Длина катетера около ста десяти сантиметров, диаметр 0,42 миллиметра, он сделан из полиуретана. К концу катетера прикреплен электрод в виде четырехмиллиметровой иглы. Каждый электрод имеет свой номер. На его электроде стоял номер 18085402350. Врачам в принципе не обязательно знать этот номер, но бухгалтеры в клиниках должны знать, чтобы провести его по статье «Амортизация аппаратуры». Электрод списывается после трех процедур. В министерстве здравоохранения решили, что электрод можно воткнуть в три сердца и после этого его можно «снять с баланса». В случае летального исхода снятие с баланса происходит автоматически, на любой стадии эксплуатации и сопровождается «свидетельством о смерти пациента». Катетер вводят в бедренную вену справа в паху.[1]
У него была вздутая бедренная вена справа в паху. Я это отлично знаю, потому что целовала это место много раз. Всегда, когда я касалась его губами или языком, он накрывал мою голову ладонями, дрожал и шептал мое имя. В разных местах трогал пальцами мою голову, иногда нежно, иногда сильно прижимая их. Но только левой рукой. Правой в это время гладил меня по волосам. Я никогда не спрашивала его, какой концерт в эти минуты звучал в его воображении. Он скорее всего стал бы отрицать, чтобы не ранить меня. Но это наверняка было бы ложью. Ведь я всегда проигрывала в сравнении с его музыкой. В постели тоже.
Он даже раздевал меня так, будто доставал из футляра свою скрипку. Благоговейно, торжественно. Как скрипач, который ласкает свой инструмент. Гладит пальцами старое, благородное дерево, смахивая какие-то незаметные и только ему одному видимые пылинки. Потом смотрит на нее. И этот взгляд, наверное, самое прекрасное. Вот так же он смотрел и на меня, обнаженную, как на свою скрипку перед большим и важным концертом. И хотя я знала, что этим концертом он приведет меня в восторг, опьянит и выпьет до дна, я чувствовала, что, даже когда он изольется в меня, он будет слышать при этом не мой крик и не мой стон, а какой-то чертов контрапункт. Потому что даже постель была для него концертным залом.

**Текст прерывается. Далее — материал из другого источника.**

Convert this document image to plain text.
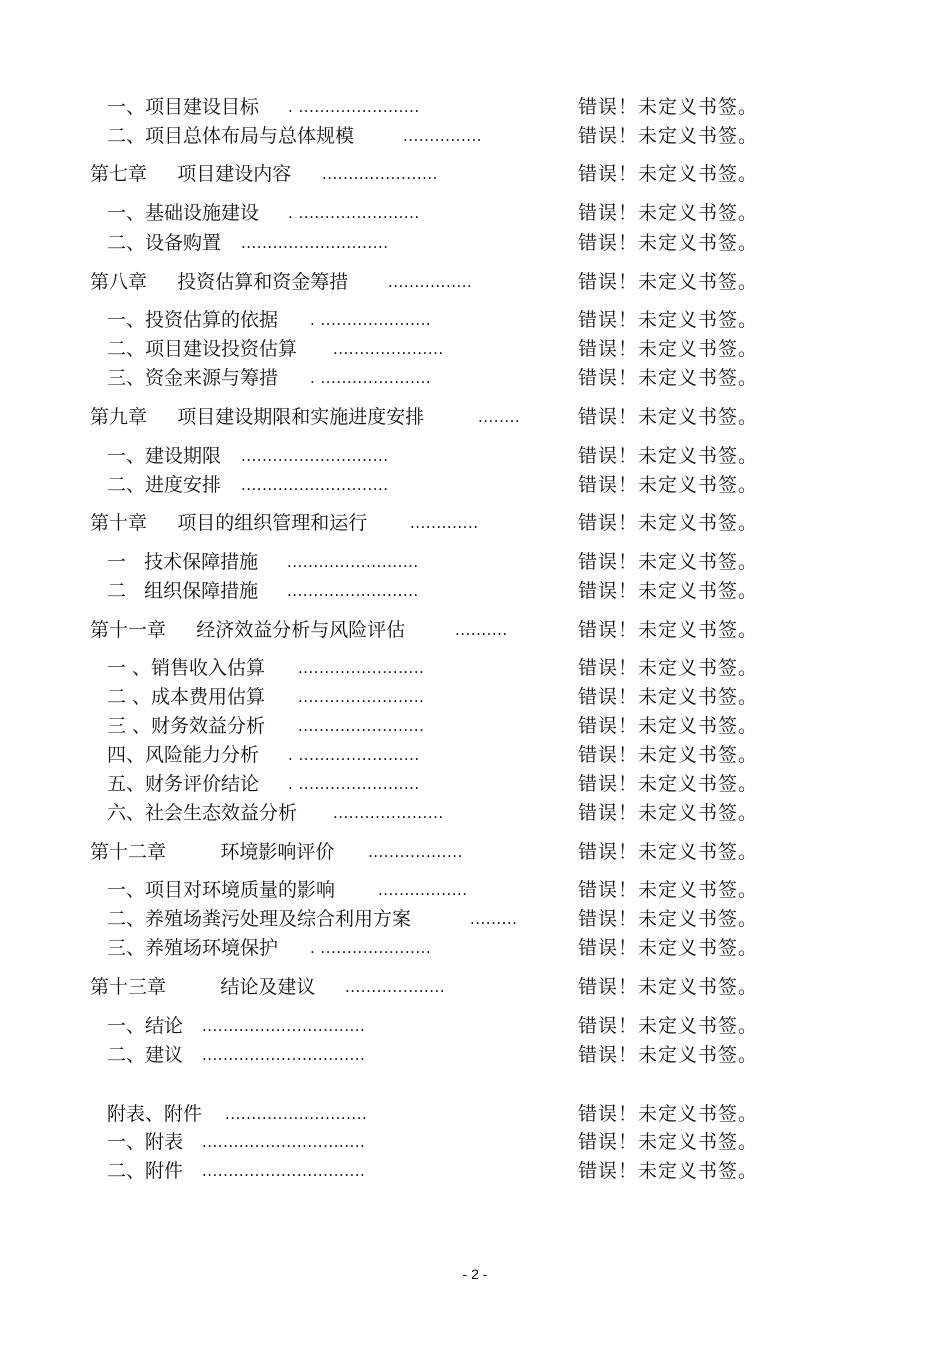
一、项目建设目标 . .......................	错误！未定义书签。
二、项目总体布局与总体规模	...............	错误！未定义书签。
第七章     项目建设内容 ......................	错误！未定义书签。
一、基础设施建设 . .......................	错误！未定义书签。
二、设备购置 ............................	错误！未定义书签。
第八章     投资估算和资金筹措	................	错误！未定义书签。
一、投资估算的依据 . .....................	错误！未定义书签。
二、项目建设投资估算 .....................	错误！未定义书签。
三、资金来源与筹措 . .....................	错误！未定义书签。
第九章     项目建设期限和实施进度安排	........	错误！未定义书签。
一、建设期限 ............................	错误！未定义书签。
二、进度安排 ............................	错误！未定义书签。
第十章     项目的组织管理和运行	.............	错误！未定义书签。
一   技术保障措施 .........................	错误！未定义书签。
二   组织保障措施 .........................	错误！未定义书签。
第十一章     经济效益分析与风险评估	..........	错误！未定义书签。
一 、销售收入估算 ........................	错误！未定义书签。
二 、成本费用估算 ........................	错误！未定义书签。
三 、财务效益分析 ........................	错误！未定义书签。
四、风险能力分析 . .......................	错误！未定义书签。
五、财务评价结论 . .......................	错误！未定义书签。
六、社会生态效益分析 .....................	错误！未定义书签。
第十二章         环境影响评价 ..................	错误！未定义书签。
一、项目对环境质量的影响	.................	错误！未定义书签。
二、养殖场粪污处理及综合利用方案	.........	错误！未定义书签。
三、养殖场环境保护 . .....................	错误！未定义书签。
第十三章         结论及建议 ...................	错误！未定义书签。
一、结论 ...............................	错误！未定义书签。
二、建议 ...............................	错误！未定义书签。
附表、附件 ...........................	错误！未定义书签。
一、附表 ...............................	错误！未定义书签。
二、附件 ...............................	错误！未定义书签。
- 2 -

Я чувствовала его дыхание, ощущала вибрацию смычка, скользившего по струне. Как будто он проник в мою душу и нежно подул на волосы. С этой поры все стало общим: дыхание, время, воздух, тело. И не в тягучих альтовых звуках слышались тоска и страсть, а в быстрых, резких, сильных. Сначала солист, piano, выводил тему. Наши взгляды встретились на середине зала, задав общий темп, добавив экспрессии, колорита. Потом зазвучало tutti оркестра, и лес смычков синхронно менял направление, быстрее возрастало напряжение, громче и необузданней становилось звучание. Наконец только он, скрипач, и я, в совершенной гармонии, оба едва переводившие дыхание, испытывали нечто незабываемое, необходимое для утоления иссушающей жажды друг друга. С той только разницей, что я в конце пути слилась в единое целое только с ним, тогда как он — с последним тактом финала…

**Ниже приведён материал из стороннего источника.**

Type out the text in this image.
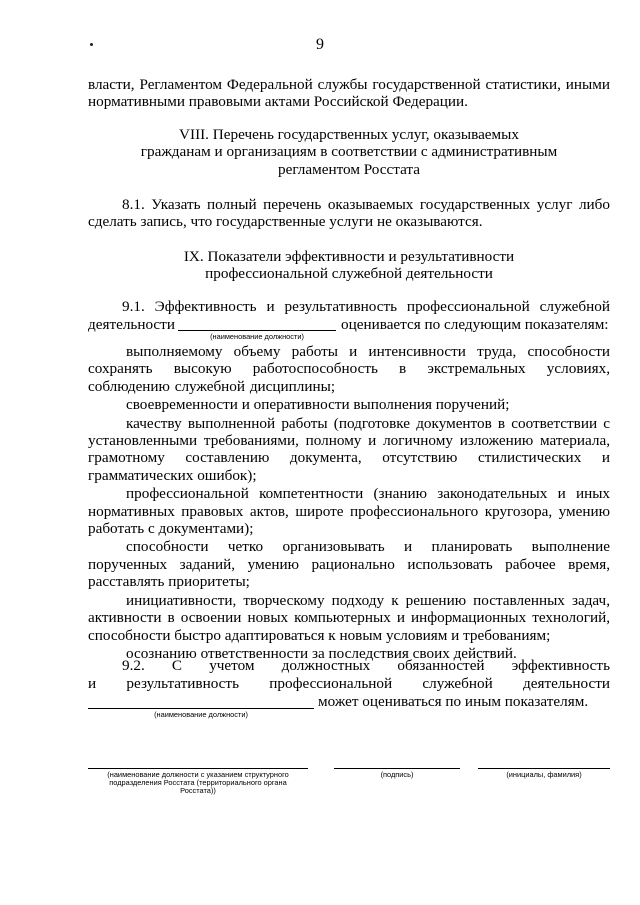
9
власти, Регламентом Федеральной службы государственной статистики, иными
нормативными правовыми актами Российской Федерации.
VIII. Перечень государственных услуг, оказываемых
гражданам и организациям в соответствии с административным
регламентом Росстата
8.1. Указать полный перечень оказываемых государственных услуг либо
сделать запись, что государственные услуги не оказываются.
IX. Показатели эффективности и результативности
профессиональной служебной деятельности
9.1. Эффективность и результативность профессиональной служебной
деятельности
(наименование должности)
оценивается по следующим показателям:
выполняемому объему работы и интенсивности труда, способности сохранять высокую работоспособность в экстремальных условиях, соблюдению служебной дисциплины;
своевременности и оперативности выполнения поручений;
качеству выполненной работы (подготовке документов в соответствии с установленными требованиями, полному и логичному изложению материала, грамотному составлению документа, отсутствию стилистических и грамматических ошибок);
профессиональной компетентности (знанию законодательных и иных нормативных правовых актов, широте профессионального кругозора, умению работать с документами);
способности четко организовывать и планировать выполнение порученных заданий, умению рационально использовать рабочее время, расставлять приоритеты;
инициативности, творческому подходу к решению поставленных задач, активности в освоении новых компьютерных и информационных технологий, способности быстро адаптироваться к новым условиям и требованиям;
осознанию ответственности за последствия своих действий.
9.2. С учетом должностных обязанностей эффективность
и результативность профессиональной служебной деятельности
(наименование должности)
может оцениваться по иным показателям.
(наименование должности с указанием структурного подразделения Росстата (территориального органа Росстата))
(подпись)	(инициалы, фамилия)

Катетер, вставленный через интродьюсер,[2] помещенный в точке прокола бедренной вены, постепенно идет в направлении сердца. Сначала в правый желудочек, потом в правое предсердие. Оттуда он должен в результате пункции межжелудочковой перегодки пробиться в левое предсердие. В левом предсердии его подводят к устью легочных вен и высокочастотным током разогревают его конец до 60–70 градусов. Этой температуры достаточно, чтобы вызвать микроповреждения в стенке легочной вены и скоагулировать — как они это называют — ее ткань, или, проще говоря, сделать шрамы, которые должны препятствовать распространению патологических импульсов, вызывающих аритмию сердца.
Шрамы.
Его шрам расползался, когда я увидела его в первый раз. Два года тому назад.
В тот день я ушла из общаги около четырех утра. Кто-то как раз приехал из Амстердама и привез «план». Или перебрала вина и чересчур накурилась, или эта канабка была пропитана какой-то жесткой химией. У меня было жуткое похмелье. Глухое темное безграничное пространство, перечеркнутое поперек широкой белой струей горячего молока, вливающегося мне в рот. Оно обжигало мне губы и небо, протекало через меня, задерживалось в пищеводе, проникало в грудь, приподнимало ее, разрывая мой лифчик, и возвращалось, чтобы выстрелить фонтаном между бедер. И оно больше не было белым. Смешанное с кровью, оно становилось розовым. Я стала задыхаться и кашлять, не успевая проглатывать это молоко, и выбежала из комнаты. Пах разрывало от пронизывающей боли. У меня начались месячные. Через окружавший общежитие лесок, спотыкаясь о наледи, я добралась до улицы и села в первый трамвай.
Он сидел с закрытыми глазами в утреннем воскресном трамвае. Прислонив голову к заиндевевшему грязному стеклу, оставляя на нем след своего теплого дыхания. Сидел в обнимку со скрипичным футляром. Как с ребенком на руках. Правую щеку пересекал широкий шрам. Трамвай тронулся. Я встала напротив него и стала всматриваться в этот шрам. Наркотическая галлюцинация не проходила. Я видела, как он медленно разрывается, расходится, будто какие-то неестественно узкие синие губы, и наполняется кровью. Я достала из кармана платок, встала перед ним на колени и приложила платок к шраму, чтобы промокнуть кровь. Он открыл глаза. Дотронулся до моей руки, касавшейся его щеки. Какое-то время не отпускал ее, нежно поглаживая мои пальцы.
— Простите…
— Я задремал. Присаживайтесь.
Он встал, уступая мне место. В пустом трамвае.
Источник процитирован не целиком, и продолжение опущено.